8. Our team has the coolest sponsors. Rachel from Saris/CycleOps was there the whole day, and she was so helpful for me because I had never used a power meter before. She gave me a crash course to be able to use the meter that day - thanks, Rachel.

9. I'm really looking forward to working with my VQ coach Dan. He made a special effort to come and meet me at VQ that day. We sat and chatted about my goals and how I can achieve them. We also discussed the results of my testing done that day, which he will use to tailor my training regimen. I've never had a coach before - this is SWEET!

10. We also had some serious spousal support that day in Chicago. Wil's husband James was there, taking incredible pictures of us in various states of pain and laughter - the pictures in this post were taken by him. My wife Lisa also attended . I was really glad she was there to share in the magic of that day at Vision Quest with my Evotri teammates.

Sunday, March 9, 2008

Training schedule

I got my training schedule yesterday from my coach Dan at Vision Quest. I've never had any sort of coaching in the past, so this is all new to me. I'm running the Crescent City Classic 10K in New Orleans in 2 weeks, so Dan is trying to prepare me for that. Guess I'll get started tomorrow...

Bear with me while I play with this blogging thing - I've never done this before, either. I'm excited to have been able to get a picture in here - fog on the bayou the other morning.

Meeting the team

I went to Chicago for a quick visit to meet my fellow Evotri team members and to have a baseline assessment done at Vision Quest coaching. I was a little apprehensive about going to Chicago - didn't quite know what to expect.

Well, I have to say I had an unbelievable time. Thursday morning, I found my way to Vision Quest (an awesome facility!) and met the rest of the team. What an incredible group of individuals - I felt immediately comfortable with them.
The assessment was very comprehensive, measuring strength, flexibility, agility, etc. A swim analysis was done by Chicago Blue Dolphins, and with just a few pointers I felt a lot of improvement in my stroke. I also had a lactate threshold test given to me by Robbie Ventura where you spin on a trainer pretty hard for 40 minutes, with your lactic acid level being measured by fingerstick blood tests. Robbie also gave us a few talks about power training - I've never used power meters in training, but they seem like AWESOME tools to use. I was also able to meet my VQ coach Dan, who seems like he's going to be great to work with - he's already sent me my first 2 weeks of "assignments" based on information gained during the assessment.

BOTTOM LINE from Chicago - I love the team, and I have lots of room for improvement in triathlon.

Today is a beautiful day

Email sent March 1, 2008

Today is a beautiful day.

Charlie Parsiola is the newest member of Team Evotri, THANKS TO ALL OF YOU !! Check out the announcement at - there's even a link to listen to my reaction as I'm told that I've won.

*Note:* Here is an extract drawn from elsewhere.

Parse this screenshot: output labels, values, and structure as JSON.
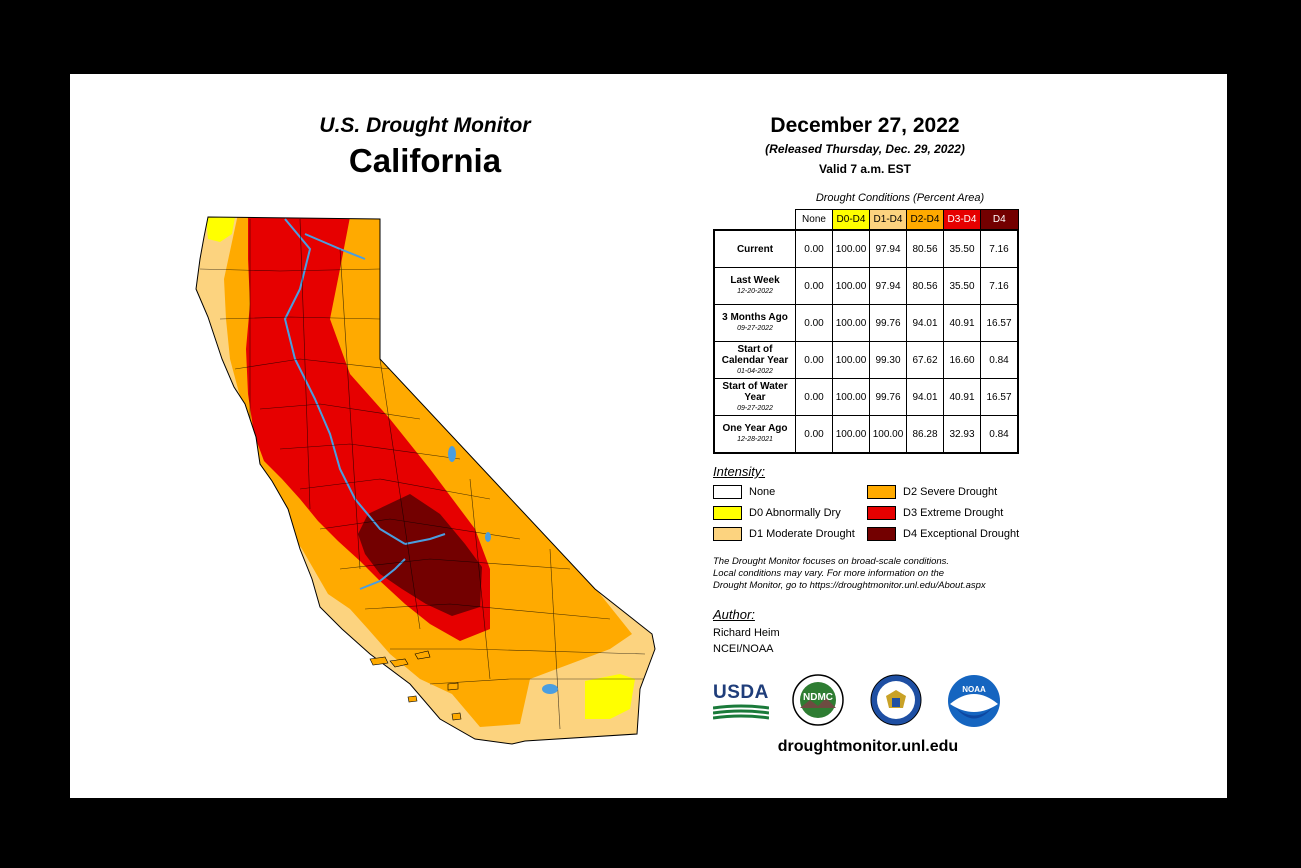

I have been absolutely flabbergasted by the show of support from everyone. I cannot believe that people would take the time and trouble to vote for me not once...not twice... but THREE TIMES in this competition !! I'm humbled by this fact and hope that I can do enough good within the endurance sport community to earn this confidence placed in me.

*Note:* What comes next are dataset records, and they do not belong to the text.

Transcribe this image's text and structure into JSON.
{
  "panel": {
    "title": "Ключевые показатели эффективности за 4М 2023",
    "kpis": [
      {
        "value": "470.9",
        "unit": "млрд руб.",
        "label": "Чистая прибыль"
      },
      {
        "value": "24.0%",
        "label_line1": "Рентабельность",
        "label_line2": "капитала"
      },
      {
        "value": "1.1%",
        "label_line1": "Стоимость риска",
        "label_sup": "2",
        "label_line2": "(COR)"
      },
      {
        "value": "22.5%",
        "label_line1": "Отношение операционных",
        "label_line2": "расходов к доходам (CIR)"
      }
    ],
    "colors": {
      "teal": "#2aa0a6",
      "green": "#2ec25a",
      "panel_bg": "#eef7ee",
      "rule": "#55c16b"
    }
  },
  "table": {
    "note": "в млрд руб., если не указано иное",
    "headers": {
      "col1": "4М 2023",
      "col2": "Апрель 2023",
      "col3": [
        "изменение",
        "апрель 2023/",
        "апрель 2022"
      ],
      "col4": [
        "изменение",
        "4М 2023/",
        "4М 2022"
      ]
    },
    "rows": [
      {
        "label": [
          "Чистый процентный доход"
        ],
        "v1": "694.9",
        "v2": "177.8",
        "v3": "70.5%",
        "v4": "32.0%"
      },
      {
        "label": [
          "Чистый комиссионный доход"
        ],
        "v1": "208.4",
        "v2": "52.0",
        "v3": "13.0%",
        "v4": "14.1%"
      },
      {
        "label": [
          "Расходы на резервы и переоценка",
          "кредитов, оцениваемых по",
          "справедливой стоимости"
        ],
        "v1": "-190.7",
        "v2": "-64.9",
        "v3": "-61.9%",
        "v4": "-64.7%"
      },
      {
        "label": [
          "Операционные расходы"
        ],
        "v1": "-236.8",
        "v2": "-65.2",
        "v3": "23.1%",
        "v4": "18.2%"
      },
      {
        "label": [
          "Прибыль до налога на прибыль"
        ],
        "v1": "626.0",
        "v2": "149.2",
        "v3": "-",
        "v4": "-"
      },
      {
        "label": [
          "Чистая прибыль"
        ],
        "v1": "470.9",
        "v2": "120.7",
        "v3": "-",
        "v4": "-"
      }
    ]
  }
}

Team Evotri's mission statement: "The members of Team Evotri will challenge themselves and others to live a healthy and active lifestyle through endurance sports. Given the extraordinary opportunity to train and race with the same equipment and coaching of the pros, they will dedicate themselves to maximizing their potential, to sharing what they learn from their experiences, and to making a positive contribution to the endurance sport community." Having won membership on the team means that I am fully sponsored and given all the equipment and coaching of professional triathletes. In return, they ask 2 things of me: race with the team twice a year, and share my training and racing experiences with others. I'll soon be setting up a blog for anyone interested in following my experiences.

Special thanks to Bruce France with Mondo Bizarro in New Orleans ( who produced the awesome video that won this competition.